Nós, os da era pré-internet, jamais saberemos o que é nascer e crescer num mundo duplicado, real e virtual. Nós sequer entendemos que para os internéticos não existe distinção entre real e virtual, é tudo um mundo só. O que acontece em um é imediatamente compartilhado no outro. Se não for, é como se não tivesse acontecido. Desconfio que para os internéticos também não exista distinção temporal. O que já passou fica gravado, pode ser presente de novo. E o que é presente não vira passado, é postado, é jogado para frente, é eternidade. As crianças internéticas já crescem sabendo que uma versão pequena delas mesmas mora nos celulares, repetindo como macaquinhas incansáveis tudo o que a versão grande faz. Nós, os de outra era, podemos imaginar, mas jamais saberemos, jamais sentiremos, o que é isso.
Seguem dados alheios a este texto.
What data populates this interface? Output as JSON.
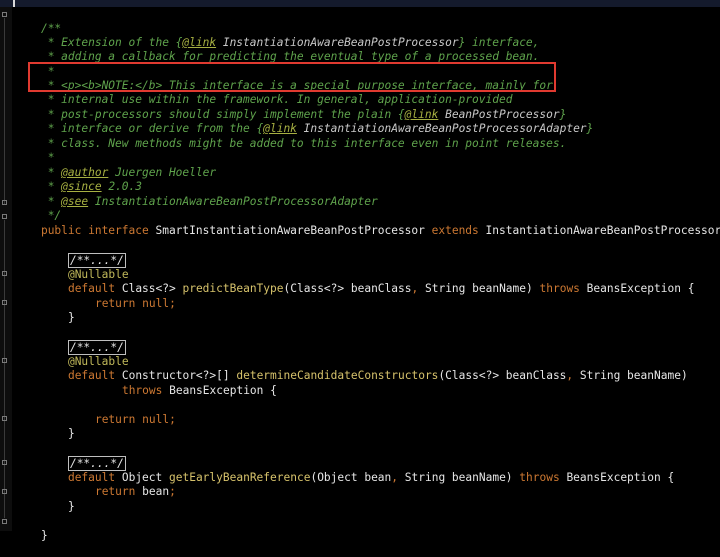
{
  "editor": {
    "language": "java",
    "colors": {
      "background": "#000000",
      "comment": "#5fa34c",
      "keyword": "#cc7832",
      "method": "#d6c26b",
      "highlight_box": "#e03a30"
    },
    "lines": {
      "l1": "/**",
      "l2a": " * Extension of the {",
      "l2b": "@link",
      "l2c": " InstantiationAwareBeanPostProcessor",
      "l2d": "} interface,",
      "l3": " * adding a callback for predicting the eventual type of a processed bean.",
      "l4": " *",
      "l5": " * <p><b>NOTE:</b> This interface is a special purpose interface, mainly for",
      "l6": " * internal use within the framework. In general, application-provided",
      "l7a": " * post-processors should simply implement the plain {",
      "l7b": "@link",
      "l7c": " BeanPostProcessor",
      "l7d": "}",
      "l8a": " * interface or derive from the {",
      "l8b": "@link",
      "l8c": " InstantiationAwareBeanPostProcessorAdapter",
      "l8d": "}",
      "l9": " * class. New methods might be added to this interface even in point releases.",
      "l10": " *",
      "l11a": " * ",
      "l11b": "@author",
      "l11c": " Juergen Hoeller",
      "l12a": " * ",
      "l12b": "@since",
      "l12c": " 2.0.3",
      "l13a": " * ",
      "l13b": "@see",
      "l13c": " InstantiationAwareBeanPostProcessorAdapter",
      "l14": " */",
      "l15a": "public interface",
      "l15b": " SmartInstantiationAwareBeanPostProcessor ",
      "l15c": "extends",
      "l15d": " InstantiationAwareBeanPostProcessor {",
      "folded": "/**...*/",
      "nullable": "@Nullable",
      "m1a": "default",
      "m1b": " Class<?> ",
      "m1c": "predictBeanType",
      "m1d": "(Class<?> beanClass",
      "m1e": ",",
      "m1f": " String beanName) ",
      "m1g": "throws",
      "m1h": " BeansException {",
      "ret_kw": "return",
      "null_kw": " null",
      "semi": ";",
      "close_brace": "}",
      "m2a": "default",
      "m2b": " Constructor<?>[] ",
      "m2c": "determineCandidateConstructors",
      "m2d": "(Class<?> beanClass",
      "m2e": ",",
      "m2f": " String beanName)",
      "m2g": "throws",
      "m2h": " BeansException {",
      "m3a": "default",
      "m3b": " Object ",
      "m3c": "getEarlyBeanReference",
      "m3d": "(Object bean",
      "m3e": ",",
      "m3f": " String beanName) ",
      "m3g": "throws",
      "m3h": " BeansException {",
      "m3ret": " bean",
      "class_close": "}"
    }
  }
}
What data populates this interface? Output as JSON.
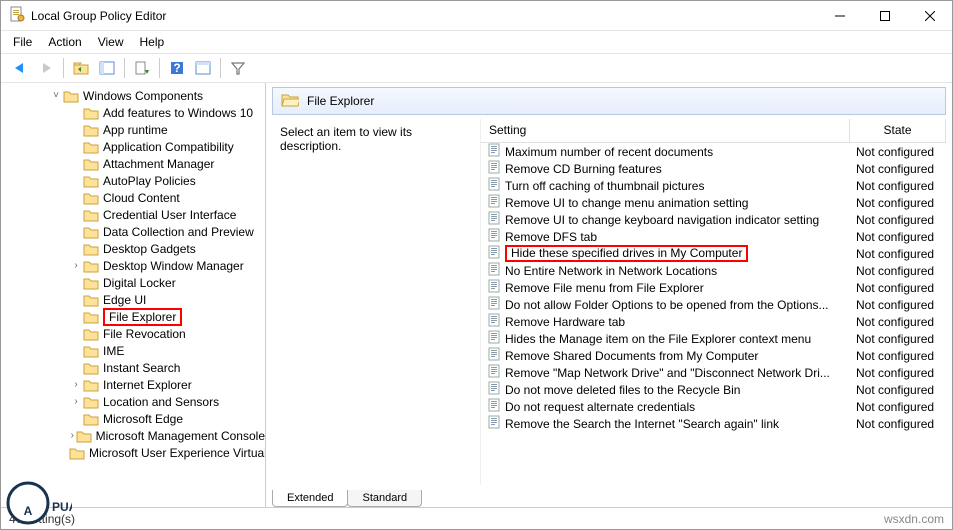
{
  "titlebar": {
    "title": "Local Group Policy Editor"
  },
  "menubar": {
    "file": "File",
    "action": "Action",
    "view": "View",
    "help": "Help"
  },
  "toolbar": {
    "back": "back",
    "forward": "forward",
    "up": "up-folder",
    "show": "show-hide",
    "export": "export",
    "help": "help",
    "props": "properties",
    "filter": "filter"
  },
  "tree": {
    "root": "Windows Components",
    "items": [
      "Add features to Windows 10",
      "App runtime",
      "Application Compatibility",
      "Attachment Manager",
      "AutoPlay Policies",
      "Cloud Content",
      "Credential User Interface",
      "Data Collection and Preview",
      "Desktop Gadgets",
      "Desktop Window Manager",
      "Digital Locker",
      "Edge UI",
      "File Explorer",
      "File Revocation",
      "IME",
      "Instant Search",
      "Internet Explorer",
      "Location and Sensors",
      "Microsoft Edge",
      "Microsoft Management Console",
      "Microsoft User Experience Virtualization"
    ],
    "expandable": [
      9,
      16,
      17,
      19
    ],
    "highlighted": 12
  },
  "right": {
    "header_label": "File Explorer",
    "desc_hint": "Select an item to view its description.",
    "columns": {
      "setting": "Setting",
      "state": "State"
    },
    "settings": [
      {
        "name": "Maximum number of recent documents",
        "state": "Not configured"
      },
      {
        "name": "Remove CD Burning features",
        "state": "Not configured"
      },
      {
        "name": "Turn off caching of thumbnail pictures",
        "state": "Not configured"
      },
      {
        "name": "Remove UI to change menu animation setting",
        "state": "Not configured"
      },
      {
        "name": "Remove UI to change keyboard navigation indicator setting",
        "state": "Not configured"
      },
      {
        "name": "Remove DFS tab",
        "state": "Not configured"
      },
      {
        "name": "Hide these specified drives in My Computer",
        "state": "Not configured"
      },
      {
        "name": "No Entire Network in Network Locations",
        "state": "Not configured"
      },
      {
        "name": "Remove File menu from File Explorer",
        "state": "Not configured"
      },
      {
        "name": "Do not allow Folder Options to be opened from the Options...",
        "state": "Not configured"
      },
      {
        "name": "Remove Hardware tab",
        "state": "Not configured"
      },
      {
        "name": "Hides the Manage item on the File Explorer context menu",
        "state": "Not configured"
      },
      {
        "name": "Remove Shared Documents from My Computer",
        "state": "Not configured"
      },
      {
        "name": "Remove \"Map Network Drive\" and \"Disconnect Network Dri...",
        "state": "Not configured"
      },
      {
        "name": "Do not move deleted files to the Recycle Bin",
        "state": "Not configured"
      },
      {
        "name": "Do not request alternate credentials",
        "state": "Not configured"
      },
      {
        "name": "Remove the Search the Internet \"Search again\" link",
        "state": "Not configured"
      }
    ],
    "highlighted": 6,
    "tabs": {
      "extended": "Extended",
      "standard": "Standard"
    }
  },
  "statusbar": {
    "count": "47 setting(s)",
    "watermark": "wsxdn.com"
  },
  "logo_text": "PUALS"
}
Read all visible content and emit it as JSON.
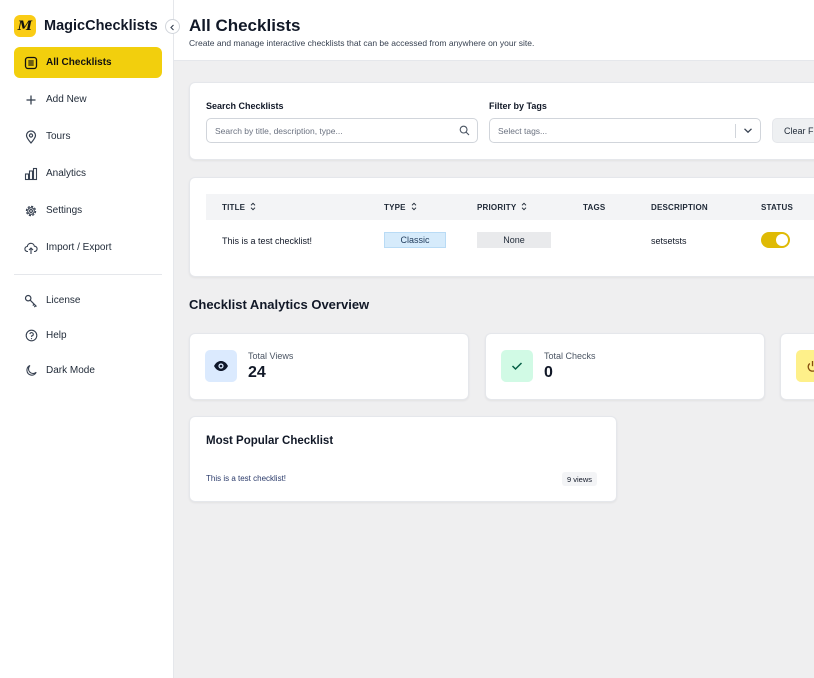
{
  "app": {
    "name": "MagicChecklists",
    "logo_letter": "M",
    "accent": "#f2cf0d"
  },
  "sidebar": {
    "items": [
      {
        "label": "All Checklists",
        "icon": "list-icon",
        "active": true
      },
      {
        "label": "Add New",
        "icon": "plus-icon"
      },
      {
        "label": "Tours",
        "icon": "map-pin-icon"
      },
      {
        "label": "Analytics",
        "icon": "bar-chart-icon"
      },
      {
        "label": "Settings",
        "icon": "gear-icon"
      },
      {
        "label": "Import / Export",
        "icon": "upload-icon"
      }
    ],
    "secondary": [
      {
        "label": "License",
        "icon": "key-icon"
      },
      {
        "label": "Help",
        "icon": "help-circle-icon"
      },
      {
        "label": "Dark Mode",
        "icon": "moon-icon"
      }
    ]
  },
  "header": {
    "title": "All Checklists",
    "subtitle": "Create and manage interactive checklists that can be accessed from anywhere on your site."
  },
  "filters": {
    "search_label": "Search Checklists",
    "search_placeholder": "Search by title, description, type...",
    "tags_label": "Filter by Tags",
    "tags_placeholder": "Select tags...",
    "clear_label": "Clear F"
  },
  "table": {
    "columns": [
      "TITLE",
      "TYPE",
      "PRIORITY",
      "TAGS",
      "DESCRIPTION",
      "STATUS"
    ],
    "rows": [
      {
        "title": "This is a test checklist!",
        "type": "Classic",
        "priority": "None",
        "tags": "",
        "description": "setsetsts",
        "status_on": true
      }
    ]
  },
  "analytics": {
    "title": "Checklist Analytics Overview",
    "stats": [
      {
        "label": "Total Views",
        "value": "24",
        "icon": "eye-icon",
        "color": "#dbeafe"
      },
      {
        "label": "Total Checks",
        "value": "0",
        "icon": "check-icon",
        "color": "#d1fae5"
      },
      {
        "label": "",
        "value": "",
        "icon": "power-icon",
        "color": "#fef08a"
      }
    ]
  },
  "popular": {
    "title": "Most Popular Checklist",
    "item": "This is a test checklist!",
    "views": "9 views"
  }
}
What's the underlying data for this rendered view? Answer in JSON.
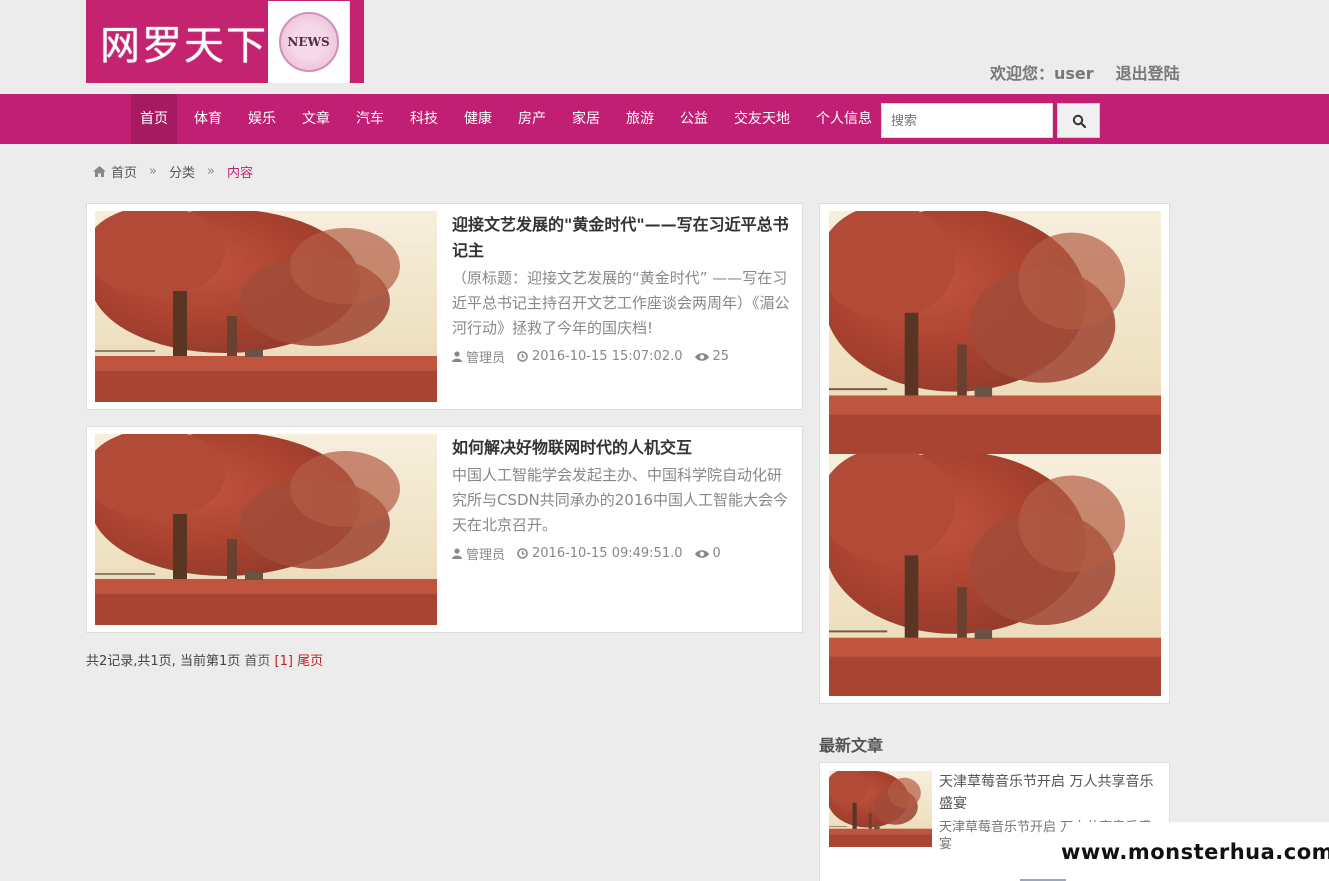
{
  "header": {
    "logo_text": "网罗天下",
    "logo_badge": "NEWS",
    "welcome_label": "欢迎您：user",
    "logout_label": "退出登陆"
  },
  "nav": {
    "items": [
      {
        "label": "首页",
        "active": true
      },
      {
        "label": "体育"
      },
      {
        "label": "娱乐"
      },
      {
        "label": "文章"
      },
      {
        "label": "汽车"
      },
      {
        "label": "科技"
      },
      {
        "label": "健康"
      },
      {
        "label": "房产"
      },
      {
        "label": "家居"
      },
      {
        "label": "旅游"
      },
      {
        "label": "公益"
      },
      {
        "label": "交友天地"
      },
      {
        "label": "个人信息"
      }
    ],
    "search_placeholder": "搜索"
  },
  "breadcrumb": {
    "home": "首页",
    "sep1": "»",
    "category": "分类",
    "sep2": "»",
    "current": "内容"
  },
  "articles": [
    {
      "title": "迎接文艺发展的\"黄金时代\"——写在习近平总书记主",
      "desc": "（原标题：迎接文艺发展的“黄金时代” ——写在习近平总书记主持召开文艺工作座谈会两周年）《湄公河行动》拯救了今年的国庆档!",
      "author": "管理员",
      "date": "2016-10-15 15:07:02.0",
      "views": "25"
    },
    {
      "title": "如何解决好物联网时代的人机交互",
      "desc": "中国人工智能学会发起主办、中国科学院自动化研究所与CSDN共同承办的2016中国人工智能大会今天在北京召开。",
      "author": "管理员",
      "date": "2016-10-15 09:49:51.0",
      "views": "0"
    }
  ],
  "pager": {
    "summary": "共2记录,共1页, 当前第1页 ",
    "first": "首页",
    "current": "[1]",
    "last": "尾页"
  },
  "sidebar": {
    "latest_title": "最新文章",
    "latest_item_title": "天津草莓音乐节开启 万人共享音乐盛宴",
    "latest_item_desc": "天津草莓音乐节开启 万人共享音乐盛宴"
  },
  "watermark": "www.monsterhua.com",
  "colors": {
    "brand": "#c11f73",
    "nav_active": "#a61a61",
    "pager_current": "#c11f1f"
  }
}
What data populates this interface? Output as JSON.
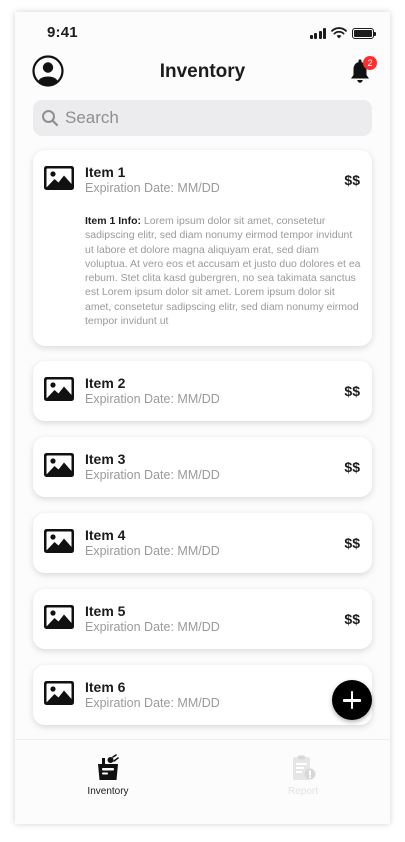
{
  "status_bar": {
    "time": "9:41"
  },
  "header": {
    "title": "Inventory",
    "notification_count": "2"
  },
  "search": {
    "placeholder": "Search"
  },
  "items": [
    {
      "name": "Item 1",
      "expiration": "Expiration Date: MM/DD",
      "price": "$$",
      "info_label": "Item 1 Info:",
      "info_text": " Lorem ipsum dolor sit amet, consetetur sadipscing elitr, sed diam nonumy eirmod tempor invidunt ut labore et dolore magna aliquyam erat, sed diam voluptua. At vero eos et accusam et justo duo dolores et ea rebum. Stet clita kasd gubergren, no sea takimata sanctus est Lorem ipsum dolor sit amet. Lorem ipsum dolor sit amet, consetetur sadipscing elitr, sed diam nonumy eirmod tempor invidunt ut"
    },
    {
      "name": "Item 2",
      "expiration": "Expiration Date: MM/DD",
      "price": "$$"
    },
    {
      "name": "Item 3",
      "expiration": "Expiration Date: MM/DD",
      "price": "$$"
    },
    {
      "name": "Item 4",
      "expiration": "Expiration Date: MM/DD",
      "price": "$$"
    },
    {
      "name": "Item 5",
      "expiration": "Expiration Date: MM/DD",
      "price": "$$"
    },
    {
      "name": "Item 6",
      "expiration": "Expiration Date: MM/DD",
      "price": "$$"
    }
  ],
  "tabs": [
    {
      "label": "Inventory",
      "active": true
    },
    {
      "label": "Report",
      "active": false
    }
  ],
  "colors": {
    "badge": "#ff2d2d",
    "fab": "#000000",
    "inactive_tab": "#e2e2e4"
  }
}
De tudo, é o que mais me intriga. Mas paro por aqui porque não vim pra filosofar. Vim pra dizer que Nina quer morar na internet. Nina, enfurecida porque o sinal está fraco e o desenho nunca carrega, diz que quer morar na internet. Não é força de expressão. Nina é internética, está falando sério. Deve achar que a internet é um planeta de verdade, uma nuvem encantada em que moram os personagens dos desenhos, em que tudo pode acontecer, um país das maravilhas no qual o sinal está sempre forte e a bateria nunca acaba. Vai ver que é mesmo, ela deve saber mais do que eu. Seja como for, gosto da ideia de morar na internet. Queria poder morar lá, queria que todos nós pudéssemos. Entraríamos na página mundosempandemia.com e lá viveríamos felizes para sempre. Como nos contos de fadas, que sempre terminam bem, que atravessam as eras.

3.5.20

aviões

Pequena, o passeio preferido era a ida ao aeroporto para ver os aviões. Passava horas hipnotizada, com a cara colada no vidro, quase sem piscar. Mantinha o olhar fixo no céu, esperando ver ao longe um pontinho pequeno se aproximando. Apostava com os irmãos quem reconheceria primeiro a companhia aérea do avião que chegava. Gostava também de acompanhar os aviões na pista, tentando adivinhar qual decolaria primeiro.
Crescida, virou fiscal de bagagem. Chances de ver os aviões tinha poucas, mas gostava de estar no aeroporto, de ver o vaivém de viajantes, de sentir a agitação. O aeroporto era enorme, de corredores intermináveis. Muitos portões, muitas lojas, muita gente. Diariamente, uma multidão zanzava de um lado pro outro e os aviões se amontoavam na pista, aguardando sua vez de decolar. Isso, antes da quarentena. Agora, a coisa é outra. Os corredores estão lá, mas desertos. As lojas estão lá, mas quase todas fechadas. Os passageiros estão lá, mas um ou outro só. Não tem fila na frente dos portões, não tem disputa pelos bancos, não tem confusão. Na maior parte do tempo, ela não tem ninguém pra fiscalizar. Pode fazer o que quiser, pode ficar por conta dos aviões. Não tem muito o que ver, é verdade, mas não se importa. Passa horas de frente pro janelão de vidro, tentando enxergar um pontinho voando no céu. Como se não existisse mais nada, como se o apocalipse não estivesse acontecendo. Só ela, a janela e, com sorte, algum avião.